CHP Genel Başkanı Kemal Kılıçdaroğlu, dün AKP’nin HSYK teklifi ile ilgili görüşlerini almak üzere bir grup hukukçu ve gazeteci ile bir araya geldi. HSYK tasarısı yasalaşırsa Anayasa Mahkemesi’ne gideceklerini söyleyen Kılıçdaroğlu, süreçte Fethullah Gülen cemaatiyle yakınlaştıkları iddiasına, "Bizim düşüncemiz belli. Yolsuzluğun üzerine gidilmiyor ve engelleniyorsa ona karşı çıkacağız. Bazı çevreler bizi, biz cemaatle uzlaşıyoruz ya da uzlaşma arayışı içindeymişiz gibi yorumluyorlar veya tanıtıyorlar yok böyle bir şey arkadaşlar" dedi.
Milliyet'ten Serpil Çevikcan'ın haberine göre Kılıçdaroğlu, “Soruşturmaların çok önceden başlatılması, ancak soğutunca saklanıp sonradan operasyona dönüştürülmesi konusunda ne diyorsunuz?” diye sorulması üzerine, “14 ay önce bir ihbar mektubu ile başladığı söyleniyor. Yani seçimlere 3 ay kala bu operasyon yapılıyor demek doğru değil. İhbar mektubu var. Cumhurbaşkanı’ndan MASAK’a kadar. Nereye gidiyor paralar, ilgili bakanın olduğu yere. Tamamı belgeleniyor. Bir süreç işidir aynı zamanda. Benim savcım olsun, dosyayı kapatacak savcıyı görevlendirelim o buna baksın, dosyayı kapatsın. Tıpkı Deniz Feneri’nde olduğu gibi. Aynı süreci şimdi yeniden başlatmak istiyorlar” dedi.
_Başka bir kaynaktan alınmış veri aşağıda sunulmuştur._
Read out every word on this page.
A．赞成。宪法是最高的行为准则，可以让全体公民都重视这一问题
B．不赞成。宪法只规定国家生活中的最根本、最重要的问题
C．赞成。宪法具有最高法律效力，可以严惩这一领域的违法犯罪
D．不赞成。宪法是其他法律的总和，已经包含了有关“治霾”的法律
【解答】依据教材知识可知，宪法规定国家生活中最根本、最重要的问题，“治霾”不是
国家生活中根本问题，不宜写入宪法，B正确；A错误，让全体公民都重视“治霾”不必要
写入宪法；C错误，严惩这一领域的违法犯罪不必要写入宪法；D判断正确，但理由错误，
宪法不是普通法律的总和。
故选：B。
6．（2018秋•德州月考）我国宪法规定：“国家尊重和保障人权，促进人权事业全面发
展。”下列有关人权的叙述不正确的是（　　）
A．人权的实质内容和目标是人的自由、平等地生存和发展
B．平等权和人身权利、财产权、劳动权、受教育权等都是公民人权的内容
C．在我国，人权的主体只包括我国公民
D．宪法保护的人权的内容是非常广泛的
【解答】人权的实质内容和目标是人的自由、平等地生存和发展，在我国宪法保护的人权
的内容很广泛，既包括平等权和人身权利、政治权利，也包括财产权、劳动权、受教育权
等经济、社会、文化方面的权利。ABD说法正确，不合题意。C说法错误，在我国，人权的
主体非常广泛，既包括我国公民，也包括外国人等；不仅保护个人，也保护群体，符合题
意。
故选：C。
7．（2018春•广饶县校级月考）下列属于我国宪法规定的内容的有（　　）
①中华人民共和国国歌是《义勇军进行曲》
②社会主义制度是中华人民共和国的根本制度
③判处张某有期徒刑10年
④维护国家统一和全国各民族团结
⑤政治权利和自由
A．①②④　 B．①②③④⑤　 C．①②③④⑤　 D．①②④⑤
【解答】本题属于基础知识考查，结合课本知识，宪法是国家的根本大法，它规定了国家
CHP lideri, “CHP’nin cemaatle arasında bir yakınlaşma olduğu, son dönemde bunun giderek arttığı söyleniyor” sorusuna da şu yanıtı verdi: “Valla biz de gazetelerden okuyoruz, bizim cemaatle uzlaştığımız konusunda. Cemaatin bir yetkilisini bulsak da önce bir konuşsak, uzlaşalım mı uzlaşmayalım mı? Yok öyle bir şey. Yani cemaatle bir yakınlaşma olduğu söyleniyor, nerede yakınlaştık ben merak ediyorum.
Yolsuzluğu eleştirmek, eğer cemaatle yakınlaşmaksa yakınlaşıyoruz. Korumak, cemaatten uzaklaşmaksa uzaklaşıyoruz. Bizim düşüncemiz belli. Yolsuzluğun üzerine gidilmiyor ve engelleniyorsa ona karşı çıkacağız. Bazı çevreler bizi, biz cemaatle uzlaşıyoruz ya da uzlaşma arayışı içindeymişiz gibi yorumluyorlar veya tanıtıyorlar yok böyle bir şey arkadaşlar.
"Biz, eğer cemaat kendi inancını, siyasi olarak kullanıyorsa buna karşıyız. İnançların siyasette kullanılmasına karşıyız. Onu, eğer bir kamu görevlisi ise, bir siyasetçiyle inancını, kimliğini, siyasi görüşünü, karar verecekse onu vicdanına dayanarak vermeli inancı çerçevesinde veya bir yerden aldığı talimatla yerine getirmemeli. Biz bunu her yerde, her zaman söyledik, söylemeye de devam edeceğiz.”